Evaluation of peristaltic micromixers for highly integrated microfluidic systems

Abstract

Microfluidic devices based on the multilayer soft lithography allow accurate manipulation of liquids, handling reagents at the sub-nanoliter level, and performing multiple reactions in parallel processors by adapting micromixers. Here, we have experimentally evaluated and compared several designs of micromixers and operating conditions to find design guidelines for the micromixers. We tested circular, triangular, and rectangular mixing loops and measured mixing performance according to the position and the width of the valves that drive nanoliters of fluids in the micrometer scale mixing loop. We found that the rectangular mixer is best for the applications of highly integrated microfluidic platforms in terms of the mixing performance and the space utilization.
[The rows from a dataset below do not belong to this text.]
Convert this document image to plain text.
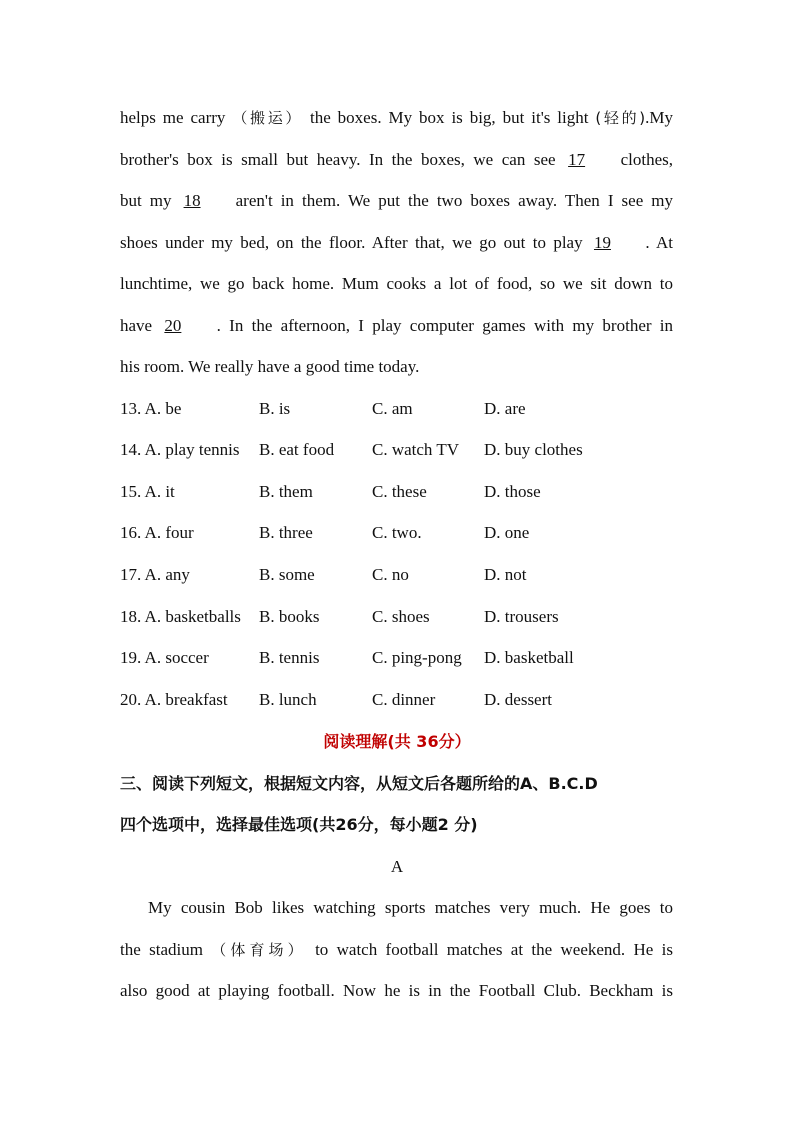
helps me carry （搬运） the boxes. My box is big, but it's light (轻的).My
brother's box is small but heavy. In the boxes, we can see 17 clothes,
but my 18 aren't in them. We put the two boxes away. Then I see my
shoes under my bed, on the floor. After that, we go out to play 19 . At
lunchtime, we go back home. Mum cooks a lot of food, so we sit down to
have 20 . In the afternoon, I play computer games with my brother in
his room. We really have a good time today.
13. A. be	B. is	C. am	D. are
14. A. play tennis B. eat food C. watch TV D. buy clothes
15. A. it	B. them	C. these	D. those
16. A. four	B. three	C. two.	D. one
17. A. any	B. some	C. no	D. not
18. A. basketballs B. books	C. shoes	D. trousers
19. A. soccer	B. tennis	C. ping-pong D. basketball
20. A. breakfast B. lunch	C. dinner	D. dessert
阅读理解(共 36分）
三、阅读下列短文，根据短文内容，从短文后各题所给的A、B.C.D
四个选项中，选择最佳选项(共26分，每小题2 分)
A
My cousin Bob likes watching sports matches very much. He goes to
the stadium （体育场） to watch football matches at the weekend. He is
also good at playing football. Now he is in the Football Club. Beckham is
This study provides an improved understanding of the flow behaviors inside micromixers and design guidelines for micromixers that are critical to build higher order fluidic systems for the complicated parallel bio/chemical processes on a chip.

FIG. 1.

Schematic diagrams of pneumatically controlled microfluidic devices. (a) Simple on-off valve and (b) peristaltic micro pump (not to scale).

FIG. 2.

Layout of the mixer chip (chip B); blue lines, yellow lines, and red lines represent the flow channels, the control channels connected to shutoff valves, and the control channels connected to mixing valves, respectively.

FIG. 3.

Mixer chip designs. (a) Angle variation of mixing valves; the central angle is proportional to the distance between the mixing valves (mixing valve width: 200 μm). (b) Width variation of mixing valves; distance between the mixing valves is equivalent to that of the mixer whose central angle between the mixing valves and mixing valve width is 45° and 200 μm. (c) Shape variation of mixing loop; distance between the mixing valves is equivalent to that of the circular mixer whose central angle between the mixing valves is 30° (mixing valve width: 200 μm).

FIG. 4.

Experimental setup and fabricated mixer chip (chip D); all channels of the mixer chip are filled with food dyes (flow channels: blue; control channels connected to shutoff valves: green; control channels connected to mixing valves: red) to show the planar configuration of the fabricated mixer chip.

FIG. 5.

Effect of pressurizing mixing valves on mixing performance; when compared with water (filled circles) which is used to pressurize the mixing valves, nitrogen gas (hollow circles) reduces the mixing time (loop shape: circle; angle between mixing valves: 30°; mixing valve width: 200 μm).

FIG. 6.

Mixing phenomena in a mixer chip. (a) Mixing by molecular diffusion; boundary layer thickness increases to about 200 μm in 1 min. (b) Active mixing by mixing valve operation; mixing is completed within 4 s. (c) Quantification of the degree of mixing using the average gray value for the mixer area (hatched region); the average gray value decreases to a steady state value as the mixing progresses. (d) Mixing index using the average gray value; the mixing index increases from 0 to 1 as the mixing progresses (loop shape: circle; angle between mixing valves: 10°; mixing valve width: 200 μm; operating pressure: 15 psi; operating frequency: 13 Hz).

FIG. 7.

Effect of operating frequency on mixing performance: the mixing index increases more rapidly when the operating frequency is 13 Hz regardless of the mixing loop shape.

FIG. 8.

Summary of parametric study. Effect of the distance between neighboring mixing valves on (a) degree of mixing and (b) hydrodynamic mixing enhancement. Effect of mixing valve width on (c) degree of mixing and (d) hydrodynamic mixing enhancement. Effect of mixing loop shape on (e) degree of mixing and (f) hydrodynamic mixing enhancement.